After some uncharacteristic procrastination, Finn Russell eventually reaches the conclusion that Saturday’s World Cup Pool B showdown against Ireland is, indeed, going to be the biggest match of his career to date – but Scotland’s talismanic stand-off is quick to follow up with a promise that the magnitude of the occasion will not impede his natural swagger on the rugby pitch.

Scotland must beat Ireland by eight or more points to avoid being sent home before the following weekend’s quarter-finals. It is a formidable challenge against the No 1 ranked team in the world, who are on a 16-match winning streak against all-comers, and who are on an eight-match run of victories against Scotland stretching back to 2017.

The game is being played at Stade de France in Paris, with a capacity crowd of 80,000 expected, meaning that an electrifying atmosphere is on the cards – and Russell reckons that is exactly the sort of environment which inspires him to produce his best rugby.

“Maybe this one or the quarter-final against Australia in 2015,” he initially replies, when asked to rank the significance of this weekend’s match, before finally making up his mind.

“Right now, this game is the biggest because of everything around the World Cup and Ireland being the number one team in the world,” he asserted. “In terms of the whole situation around it, I think it’s great. 

“We just have to embrace the occasion as the week goes on, because on Saturday if we go to the stadium and get a bit shocked by what’s happening, that’s when we will get caught out.

“Ireland have probably played more bigger games than us and they’ve won bigger games than us as well. It’s something that we as players will address before the game, to see if people have other experiences they can share. The main thing is to enjoy it as a group of players. 

“It’s not often you go into a knock-out game against the number one team in the world at a World Cup so close to home that all your family and friends are going to be there. As big as it is, it’s going to be good fun.

“I wouldn’t say I get nervous,” he added. “I know the enormity of the game and know there is more pressure and more on the line, but that just makes me think I’ve got to have everything right. 

“For both teams it’s a massive game and this is why you play – to have these moments and these occasions.

“It’s a chance to show how good we can be as a team and as players.

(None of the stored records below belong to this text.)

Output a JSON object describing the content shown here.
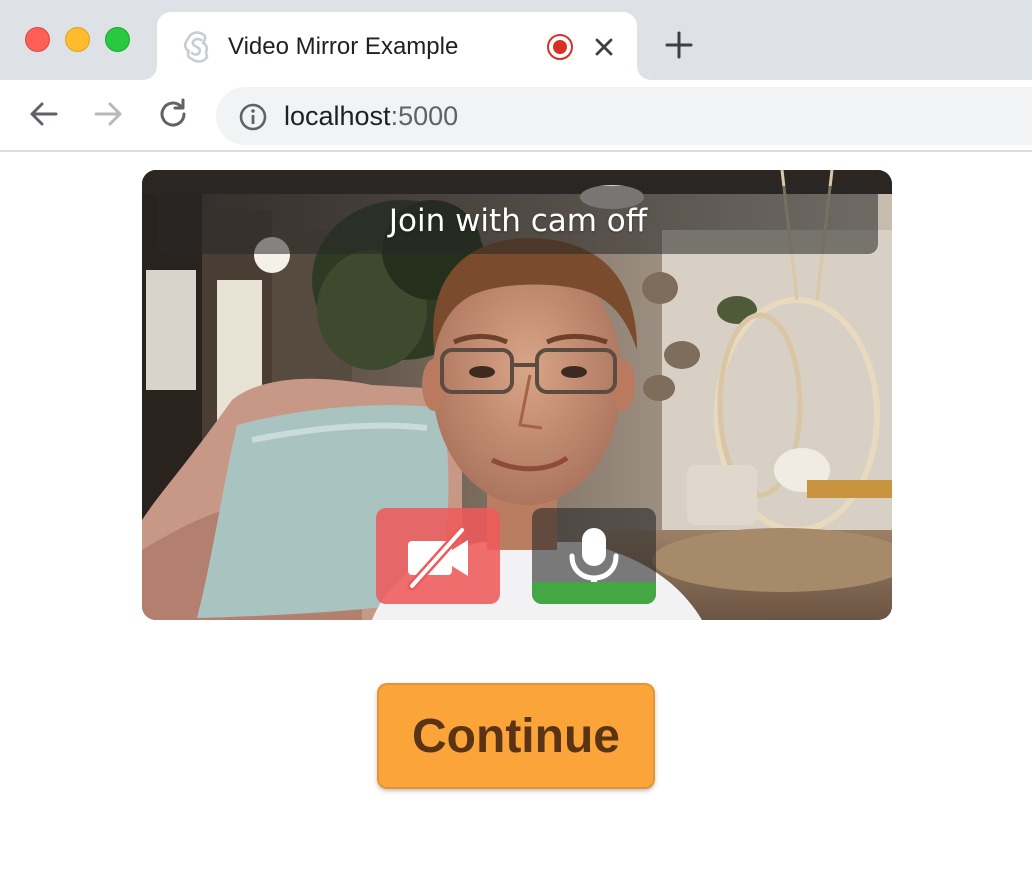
{
  "browser": {
    "tab": {
      "title": "Video Mirror Example",
      "favicon": "svelte-logo-icon",
      "recording_icon": "record-icon",
      "close_icon": "close-icon"
    },
    "new_tab_icon": "plus-icon",
    "nav": {
      "back_icon": "back-arrow-icon",
      "forward_icon": "forward-arrow-icon",
      "reload_icon": "reload-icon"
    },
    "address": {
      "info_icon": "info-icon",
      "host": "localhost",
      "port": ":5000"
    }
  },
  "video": {
    "banner": "Join with cam off",
    "controls": {
      "camera": {
        "icon": "camera-off-icon",
        "state": "off",
        "color": "#ee5a5a"
      },
      "microphone": {
        "icon": "microphone-icon",
        "state": "on",
        "level_color": "#43a843"
      }
    }
  },
  "continue_button": {
    "label": "Continue",
    "color": "#fba43a"
  }
}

It’s the biggest stage in the world, so having a bit of swagger can be a good thing.”

Russell added that the big lesson he took from Scotland’s 18-3 loss to South Africa in their opening match of this campaign is the importance of playing his natural game rather than being side-tracked by the opposition and the occasion.
“Against South Africa I went the other way and was probably over-focused,” he explained. “I thought a lot about their blitz defence and what was going to come. I was almost looking more at their defence than what we could do in attack. This week it’s more about focusing on us, what we can do to put them under pressure and score points.
“Of course we will look at the Irish defence and attack but I’ll be more chatting to the boys outside me about what we are going to do. It’s about going after them, taking them on and having the confidence to do that.
“So, I’m trying to find a balance this week. We’ve got to be clear in our roles and what we have to achieve. We’ve done all the work, so now it’s just about going out there, enjoying yourself and executing.”
Russell will line-up directly opposite Ireland captain Johnny Sexton on Saturday night, who is a ferocious competitor and the key figure in managing his team's relentless attack strategy. He says he welcomes the challenge of neutralising the great man’s influence but promised that he won't let it become a distraction.

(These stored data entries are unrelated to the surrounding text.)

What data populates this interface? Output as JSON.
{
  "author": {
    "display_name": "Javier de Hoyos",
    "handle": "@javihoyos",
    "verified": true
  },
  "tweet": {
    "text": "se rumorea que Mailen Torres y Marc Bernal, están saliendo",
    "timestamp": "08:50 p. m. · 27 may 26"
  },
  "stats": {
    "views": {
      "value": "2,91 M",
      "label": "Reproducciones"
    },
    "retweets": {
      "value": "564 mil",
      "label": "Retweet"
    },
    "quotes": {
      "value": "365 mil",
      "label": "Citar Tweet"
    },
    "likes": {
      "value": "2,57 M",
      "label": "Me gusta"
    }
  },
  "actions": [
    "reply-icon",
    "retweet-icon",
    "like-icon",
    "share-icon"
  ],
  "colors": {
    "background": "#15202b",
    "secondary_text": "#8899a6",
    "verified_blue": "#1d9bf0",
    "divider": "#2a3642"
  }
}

“I tend just to play my own game,” he said “There’s always going to be that individual battle going on, but I don’t intend to get caught up in that. At times, something might arise in the game, but it’s up to me to stick to my job and do what’s best for the team, [by] controlling the game. 

 “There might be some mouthing off here and there, maybe some words exchanged, but I wouldn’t expect anything else. That’s just how it is. In these sorts of games, you do anything you can to get one up on your opposite man or the opposition team.

"Words from him, not from me. Never from me!" he added with a wry smile. “And if we’ve got the momentum, you might get someone like Peter O’Mahony trying to start some kind of handbags, or it might be me trying a chip over the top or a crazy offload that just changes the picture.

"But I wouldn’t say we need to go over the top and put him [Sexton] off his stride or take him out. We just need to be aware of what he can do and how he can control the game.
“If we go all out to shut him down, it creates space elsewhere which is probably what they want. We’ve got a great defence, so we just need to stick to our system, have confidence in each other and keep doing what we have been doing.
“At times they are going to put us under pressure and get line-breaks, but it’s about how we stay together as a unit and stay in the moment, rather than us clocking off for a split second because that’s all it takes for them to get a try.
“Of course, they have great players, but we are backing ourselves and our defence against them.”